Core Solo (Yonah) was pretty mush a process shrink of Pentium M (Banias/Dothan) with some tweaks, SSE3, and DDR2. That process shrink was likely accelerated because of the investment Intel had to make to get the P4 onto the smallest fab possible.

Without Pentium 4, what are the chances that Intel would have been much slower to move to 90nm and then 65nm?

Athlon 64 did exist at the same time as an Intel Core in 2003 - it just wasn't named it yet and didn't have desktop parts.
 
You seem to be omitting anything having to do with the Pentium-M
The Pentium M was more of an oddball, near end of the P3 line design with hybrid features borrowed from Netburst.

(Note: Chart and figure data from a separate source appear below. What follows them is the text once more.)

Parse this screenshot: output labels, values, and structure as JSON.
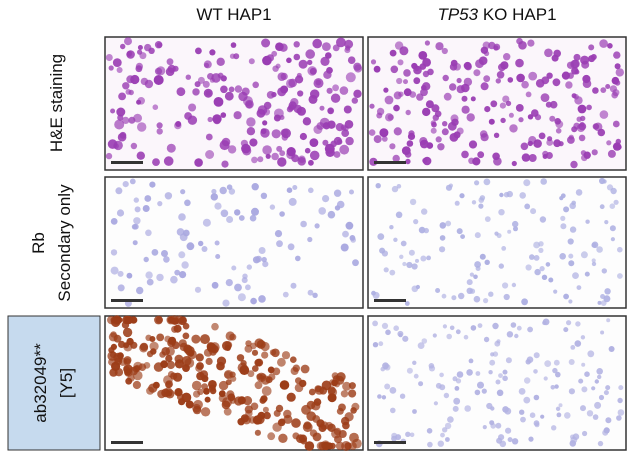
{
  "columns": [
    {
      "text": "WT HAP1"
    },
    {
      "italic": "TP53",
      "text": "KO HAP1"
    }
  ],
  "rows": [
    {
      "lines": [
        "H&E staining"
      ]
    },
    {
      "lines": [
        "Rb",
        "Secondary only"
      ]
    },
    {
      "lines": [
        "ab32049**",
        "[Y5]"
      ]
    }
  ]
}
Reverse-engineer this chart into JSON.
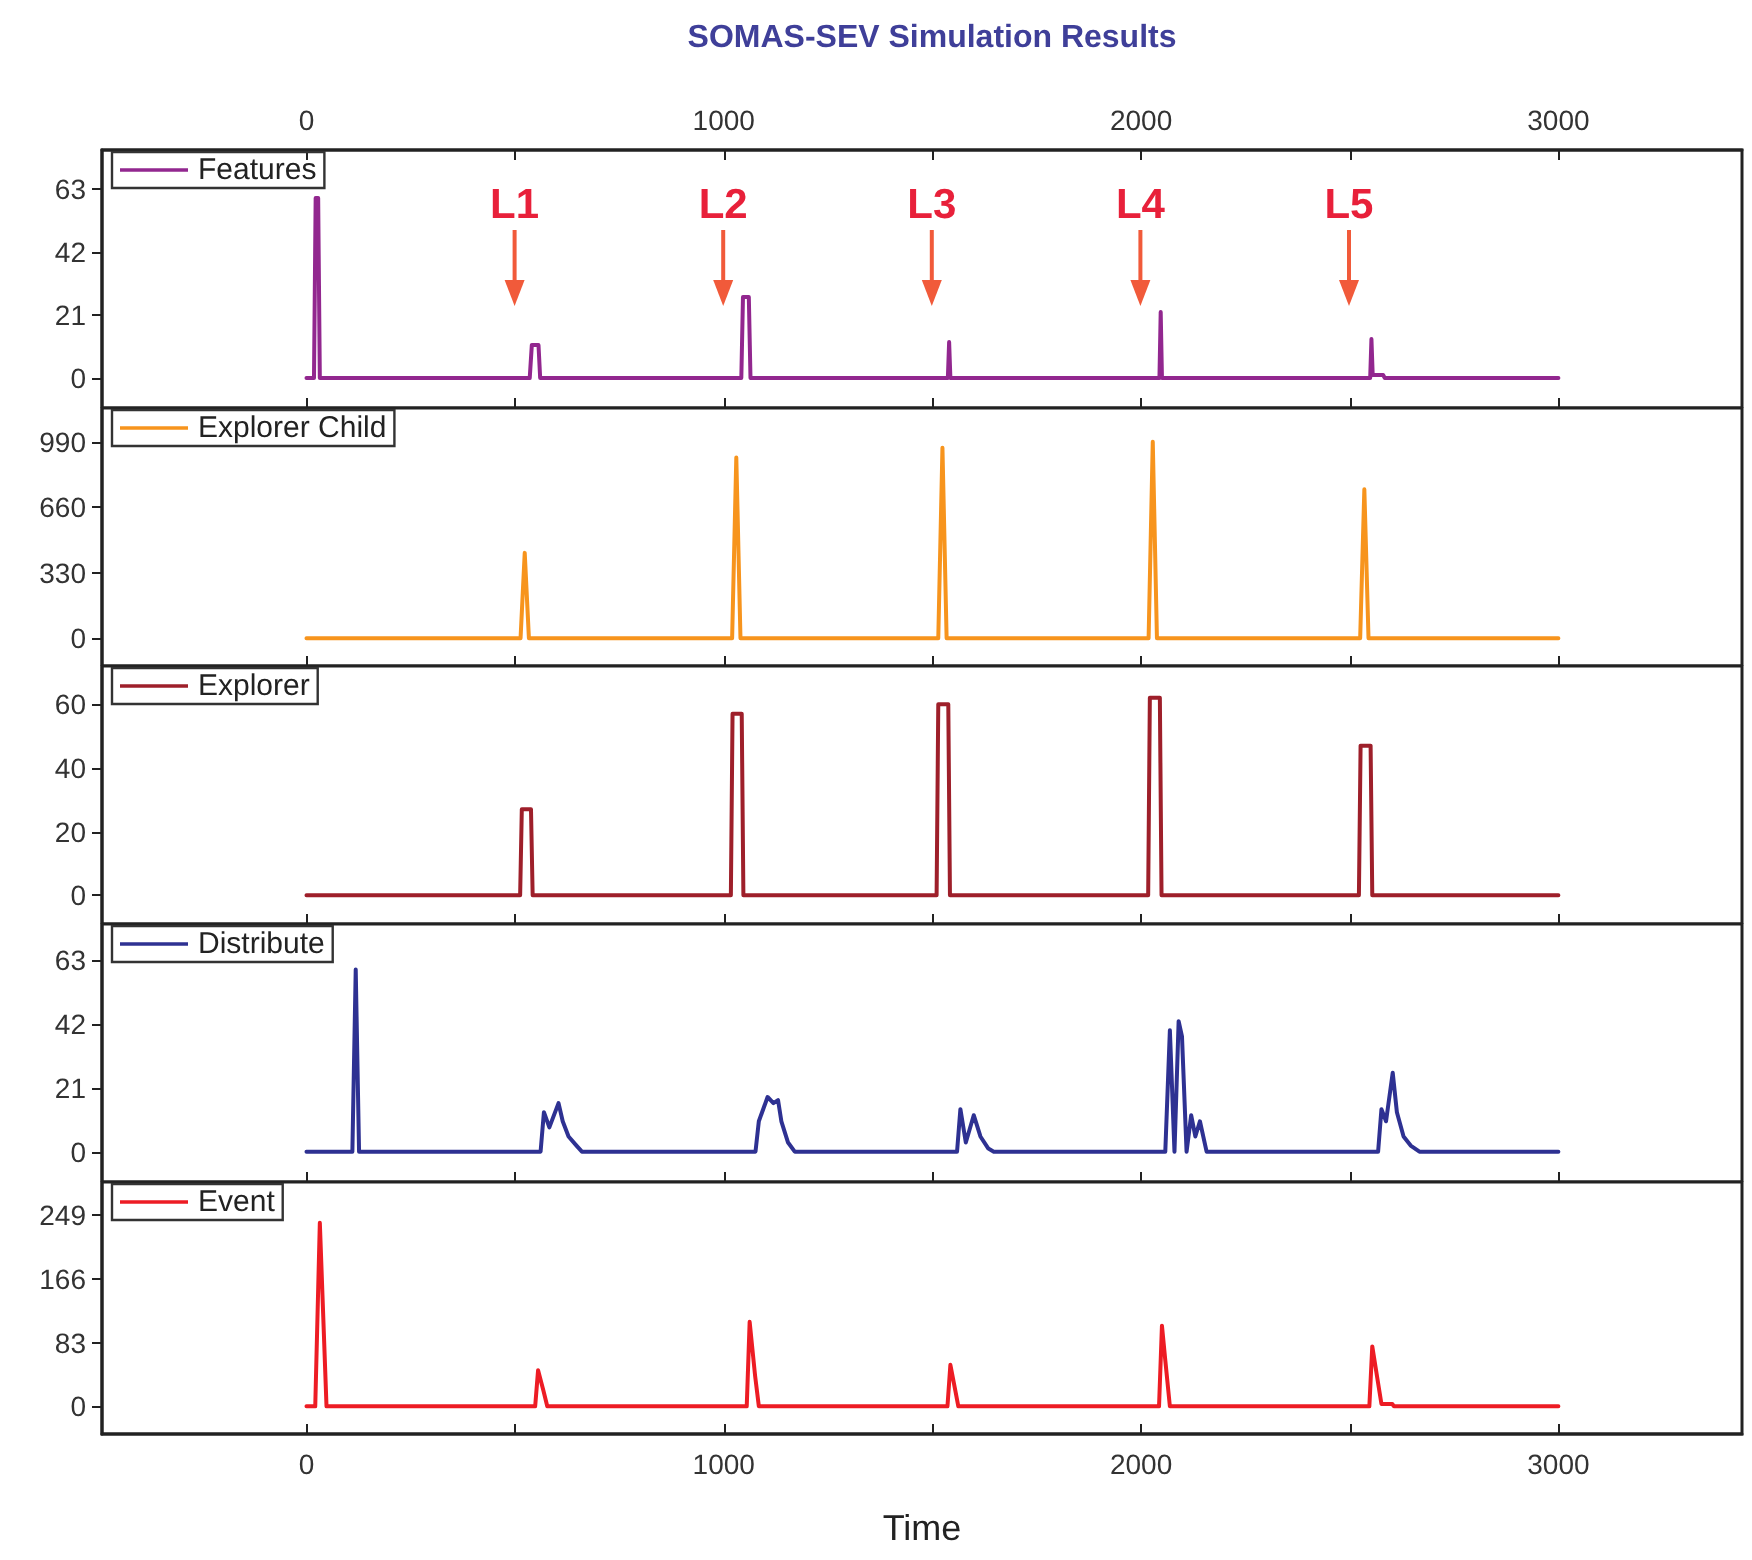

Banias/Dothan, Yonah and Merom are only loosely related as they have common P3 ancestry, but Yonah and Merom are not really evolved from Banias/Dothan as they are a re-engineering of the base architecture (plus many uarch improcements) with power efficiency in mind.

It's a fair point though that at least in mobile there was a parallel design going on with Pentium M.

But that goes back in a circle. Without Transmeta, the driver behind Yonah, which itself beget Merom, and without competition from AMD, I'm not so sure Intel would have gone back from Netburst. The original Tejas/Cedarmill probably would have gone forward as some kind of Netburst 2, still chasing GHz over IPC (and I'm not implying those would be better than what Intel makes now). Clearly, Netburst was a really bad strategy from the start, and Intel never seems to have expected something like K8 out of AMD. That, as the kids say, changed everything.
 
If memory serves me correctly, the engineering team behind Core was completely different from the Netburst folks. In my opinion too much overlap in the development timeline to have borrowed from each other, but I could easily be wrong.
 
What if instead of the 4004 we just went right to Haswell lololol.....


I would imagine there would still be HardForum threads like these:

"Just delidded my 4004 and I'm only counting 2,299 transistors. Is this not the K version?"

"Why does Intel want us to buy new motherboards for Haswell? My 4004 had 16 pins and now they need 1,150 of them? WTF Intel?"

"Just bought the Haswell CPU and encoded a video in 3 minutes instead of 5,400 centuries. A little disappointed with the performance increase. Think I'll wait until sub-atom processors."

"Is 23 volts too much for my 4004? I'm getting BSOD in Windows. Ran fine on 22 volts."

"Should I purchase the Haswell now or just wait for the 4004-E processors coming this fall?"
 
Netburst was a deviation from that progression though. The only way it could compete is by ramping up the clock speeds and in turn power consumption. It is an example of a company that decided to listen to its marketing department rather than its engineers.

So yeah, it should have been skipped. And I do believe we'd be better off today since AMD wouldn't have become complacent with the performance lead they got only because of Netburst's existence, which in turn has allowed Intel to stagnate it's product line with just enough gain each generation to say they have something faster than what they sold you last year.

I remember there was a presentation posted somewhere on [H] where one of Intel designers who made Nehalem told that if Netburst were continued it would be faster than Nehalem by around 10% but it'd cost higher power consumption.

So the desktop priority of power was sacraficed for better power efficiency for growing laptop and server markets.
 
I remember there was a presentation posted somewhere on [H] where one of Intel designers who made Nehalem told that if Netburst were continued it would be faster than Nehalem by around 10% but it'd cost higher power consumption.

So the desktop priority of power was sacraficed for better power efficiency for growing laptop and server markets.

It would have only been 10% faster because they were planning on having 10GHz clock speeds by 2011. But if they couldn't get power consumption under control beyond 3.8GHz, even after moving to 65nm, I can only imagine what it would have been like at 10Ghz..1000w TDPs anyone?